Societies should have procedures in place to detect, report and investigate personal data breaches. GDPR makes it a duty of organisations to report certain types of data breach to the ICO, and in some cases, to individual, where the data breach is likely to result in risks to the rights and freedoms of individuals, including financial loss.

Some organisations may be required to formally designate a data protection officer, but this is unlikely to apply to societies only dealing with matters relating to membership and community shares that does not involve the processing of sensitive personal data, or regular and systematic monitoring, on a large scale.

The ICO is responsible for enforcing the law and regulations and has the power under GDPR to impose fines of up to €20m or 4% of global turnover, whichever is the greater, for serious breaches. Among the more serious breaches is the use of personal contact details for a different purpose from that for which they were obtained, or security breaches, where personal data stolen, lost or transferred to a third party not on a lawful basis. This includes using the membership lists of a community organisation that supports the aims and objects of the society, but where the members have not consented for their details to be used or passed on to other related organisations.

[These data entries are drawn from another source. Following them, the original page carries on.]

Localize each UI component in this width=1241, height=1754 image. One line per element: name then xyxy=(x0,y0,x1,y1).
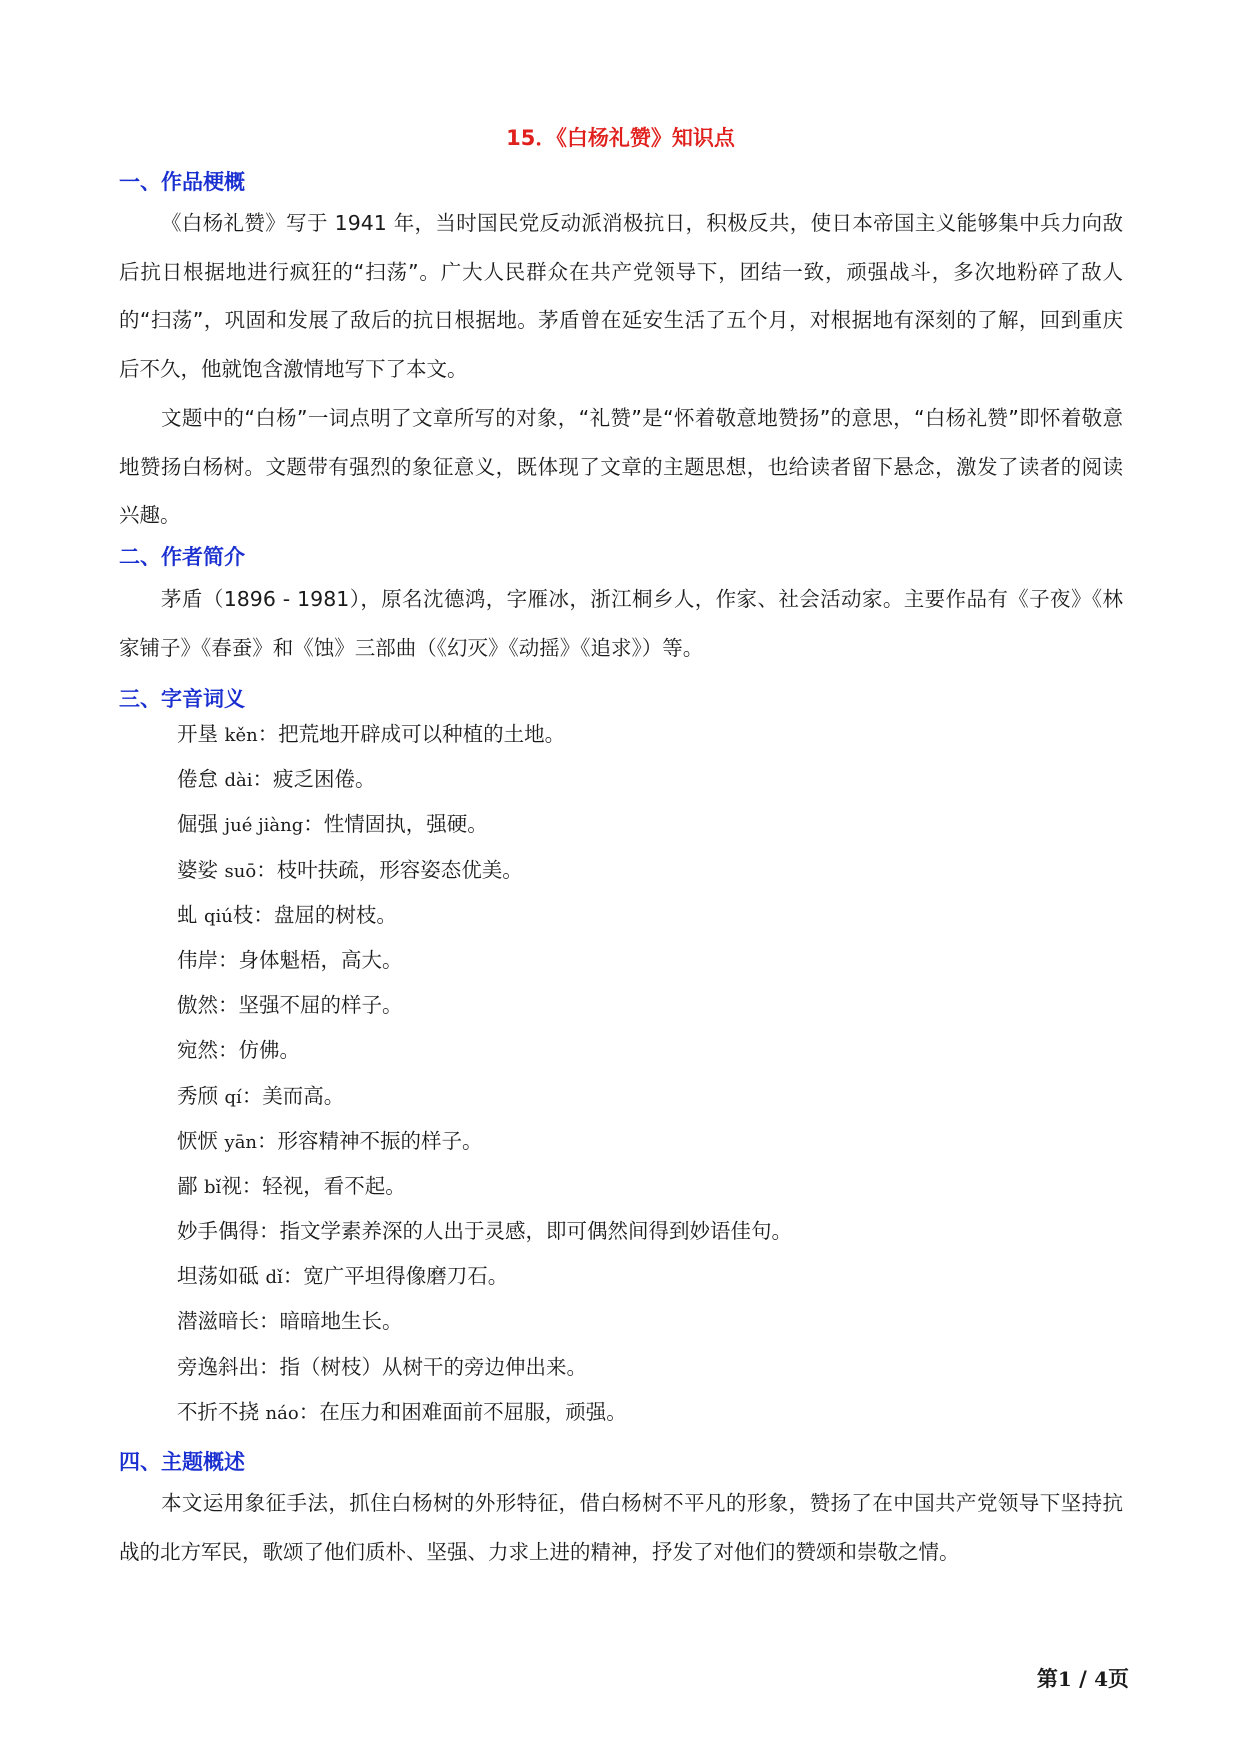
page-number-prefix: 第 xyxy=(1036,1667,1058,1691)
vocabulary-item xyxy=(177,944,1127,989)
vocabulary-definition: ：疲乏困倦。 xyxy=(252,767,376,792)
vocabulary-word: 恹恹 xyxy=(177,1128,218,1153)
vocabulary-item xyxy=(177,718,1127,763)
vocabulary-item xyxy=(177,899,1127,944)
theme-paragraph: 本文运用象征手法，抓住白杨树的外形特征，借白杨树不平凡的形象，赞扬了在中国共产党领导下坚持抗战的北方军民，歌颂了他们质朴、坚强、力求上进的精神，抒发了对他们的赞颂和崇敬之情。 xyxy=(119,1491,1123,1564)
section-heading-vocabulary: 三、字音词义 xyxy=(119,687,245,711)
vocabulary-word: 秀颀 xyxy=(177,1083,218,1108)
page-number-suffix: 页 xyxy=(1108,1667,1129,1691)
section-heading-theme: 四、主题概述 xyxy=(119,1450,245,1474)
vocabulary-word: 开垦 xyxy=(177,722,218,746)
page-title: 15．《白杨礼赞》知识点 xyxy=(506,126,735,150)
vocabulary-word: 鄙 xyxy=(177,1173,198,1198)
vocabulary-definition: 枝：盘屈的树枝。 xyxy=(232,902,397,927)
vocabulary-word: 倦怠 xyxy=(177,767,218,792)
vocabulary-word: 虬 xyxy=(177,902,198,927)
page-number-current: 1 xyxy=(1057,1667,1072,1691)
synopsis-paragraph-2: 文题中的“白杨”一词点明了文章所写的对象，“礼赞”是“怀着敬意地赞扬”的意思，“白杨礼赞”即怀着敬意地赞扬白杨树。文题带有强烈的象征意义，既体现了文章的主题思想，也给读者留下悬念，激发了读者的阅读兴趣。 xyxy=(119,406,1123,528)
vocabulary-definition: ：性情固执，强硬。 xyxy=(303,812,488,837)
vocabulary-word: 伟岸 xyxy=(177,947,218,972)
vocabulary-definition: ：把荒地开辟成可以种植的土地。 xyxy=(257,722,566,746)
vocabulary-pinyin: bǐ xyxy=(204,1176,222,1198)
vocabulary-item xyxy=(177,763,1127,808)
vocabulary-definition: ：枝叶扶疏，形容姿态优美。 xyxy=(256,857,523,882)
vocabulary-item xyxy=(177,1215,1127,1260)
vocabulary-item xyxy=(177,1260,1127,1305)
vocabulary-pinyin: qí xyxy=(224,1086,242,1108)
vocabulary-pinyin: kěn xyxy=(224,725,258,746)
vocabulary-pinyin: náo xyxy=(265,1402,299,1424)
vocabulary-item xyxy=(177,1170,1127,1215)
vocabulary-pinyin: yān xyxy=(224,1131,258,1153)
vocabulary-list xyxy=(177,718,1127,1441)
section-heading-synopsis: 一、作品梗概 xyxy=(119,170,245,194)
vocabulary-definition: ：宽广平坦得像磨刀石。 xyxy=(282,1264,509,1289)
page-number xyxy=(1037,1663,1129,1693)
vocabulary-pinyin: suō xyxy=(224,860,257,882)
vocabulary-definition: ：在压力和困难面前不屈服，顽强。 xyxy=(298,1399,627,1424)
vocabulary-pinyin: dài xyxy=(224,770,253,792)
vocabulary-word: 倔强 xyxy=(177,812,218,837)
vocabulary-definition: ：指（树枝）从树干的旁边伸出来。 xyxy=(259,1354,587,1379)
vocabulary-item xyxy=(177,989,1127,1034)
vocabulary-definition: ：形容精神不振的样子。 xyxy=(257,1128,483,1153)
vocabulary-item xyxy=(177,854,1127,899)
vocabulary-item xyxy=(177,808,1127,853)
page-number-total: 4 xyxy=(1094,1667,1108,1691)
vocabulary-word: 傲然 xyxy=(177,993,218,1018)
page-number-separator: / xyxy=(1071,1667,1095,1691)
vocabulary-definition: ：美而高。 xyxy=(241,1083,345,1108)
vocabulary-definition: 视：轻视，看不起。 xyxy=(221,1173,406,1198)
vocabulary-definition: ：指文学素养深的人出于灵感，即可偶然间得到妙语佳句。 xyxy=(259,1219,792,1244)
vocabulary-word: 不折不挠 xyxy=(177,1399,259,1424)
vocabulary-word: 婆娑 xyxy=(177,857,218,882)
synopsis-paragraph-1: 《白杨礼赞》写于 1941 年，当时国民党反动派消极抗日，积极反共，使日本帝国主义能够集中兵力向敌后抗日根据地进行疯狂的“扫荡”。广大人民群众在共产党领导下，团结一致，顽强战斗，多次地粉碎了敌人的“扫荡”，巩固和发展了敌后的抗日根据地。茅盾曾在延安生活了五个月，对根据地有深刻的了解，回到重庆后不久，他就饱含激情地写下了本文。 xyxy=(119,211,1123,381)
vocabulary-word: 潜滋暗长 xyxy=(177,1309,259,1334)
vocabulary-item xyxy=(177,1034,1127,1079)
author-paragraph: 茅盾（1896 - 1981），原名沈德鸿，字雁冰，浙江桐乡人，作家、社会活动家。主要作品有《子夜》《林家铺子》《春蚕》和《蚀》三部曲（《幻灭》《动摇》《追求》）等。 xyxy=(119,587,1123,660)
vocabulary-pinyin: jué jiàng xyxy=(224,815,304,837)
vocabulary-pinyin: dǐ xyxy=(265,1267,283,1289)
vocabulary-word: 旁逸斜出 xyxy=(177,1354,259,1379)
vocabulary-definition: ：坚强不屈的样子。 xyxy=(218,993,403,1018)
vocabulary-definition: ：仿佛。 xyxy=(218,1038,300,1063)
vocabulary-definition: ：暗暗地生长。 xyxy=(259,1309,403,1334)
vocabulary-item xyxy=(177,1080,1127,1125)
vocabulary-item xyxy=(177,1396,1127,1441)
vocabulary-item xyxy=(177,1305,1127,1350)
vocabulary-word: 坦荡如砥 xyxy=(177,1264,259,1289)
vocabulary-item xyxy=(177,1125,1127,1170)
vocabulary-pinyin: qiú xyxy=(204,905,233,927)
section-heading-author: 二、作者简介 xyxy=(119,545,245,569)
vocabulary-word: 妙手偶得 xyxy=(177,1219,259,1244)
vocabulary-word: 宛然 xyxy=(177,1038,218,1063)
vocabulary-item xyxy=(177,1351,1127,1396)
vocabulary-definition: ：身体魁梧，高大。 xyxy=(218,947,403,972)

There is no restriction on sending marketing materials to people who have specifically requested such materials. So, if a person completes an on-line form requesting the organisation to send them a newsletter, offer document or some other form of community shares marketing materials, then it is free to do so.

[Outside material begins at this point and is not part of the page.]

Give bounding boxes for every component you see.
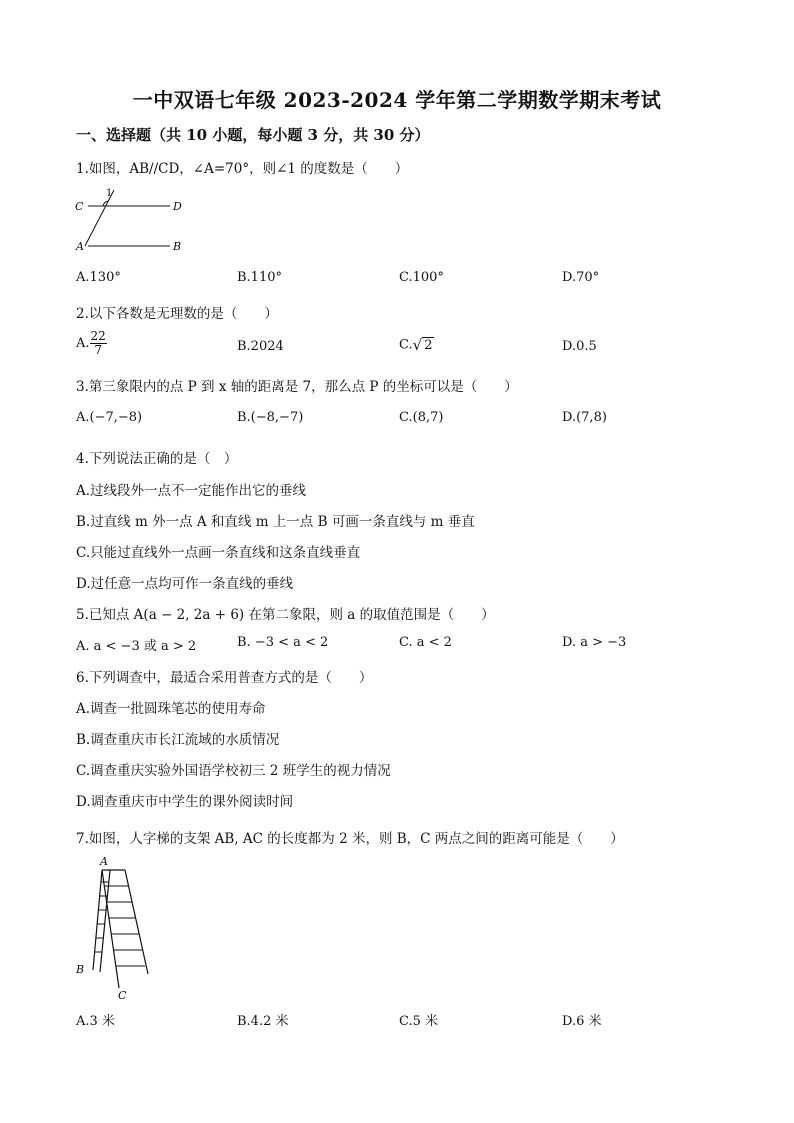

The principle of consent is central to good practice in direct marketing communications. If a person has freely given their prior consent to a specific method of communication on a specific topic or matter, then it is usually lawful and acceptable. Prior consent to specific methods of communication is especially important if the society plans to make phone calls, because this will allow the society to call numbers registered with the Telephone Preference Service without committing a breach of the rules. 

The clearest way of obtaining consent is to include an unticked opt-in box on marketing materials, including websites. The use of indirect, third-party consent, where a person has consented to their personal details being passed on to third parties, is not allowed under the privacy regulations for electronic communications in the form of emails, texts or automated calls.

Consent to direct marketing communications does not last forever. In the case of a community shares offer, consent is linked to a particular offer and does not automatically extend to new offers made by the same society at a later date. Direct marketing materials should always include information on how to cancel or unsubscribe from the communications. The burden of proof that consent has been given is borne by the organisation not the individual, so it is important that societies keep records of all consents it obtains.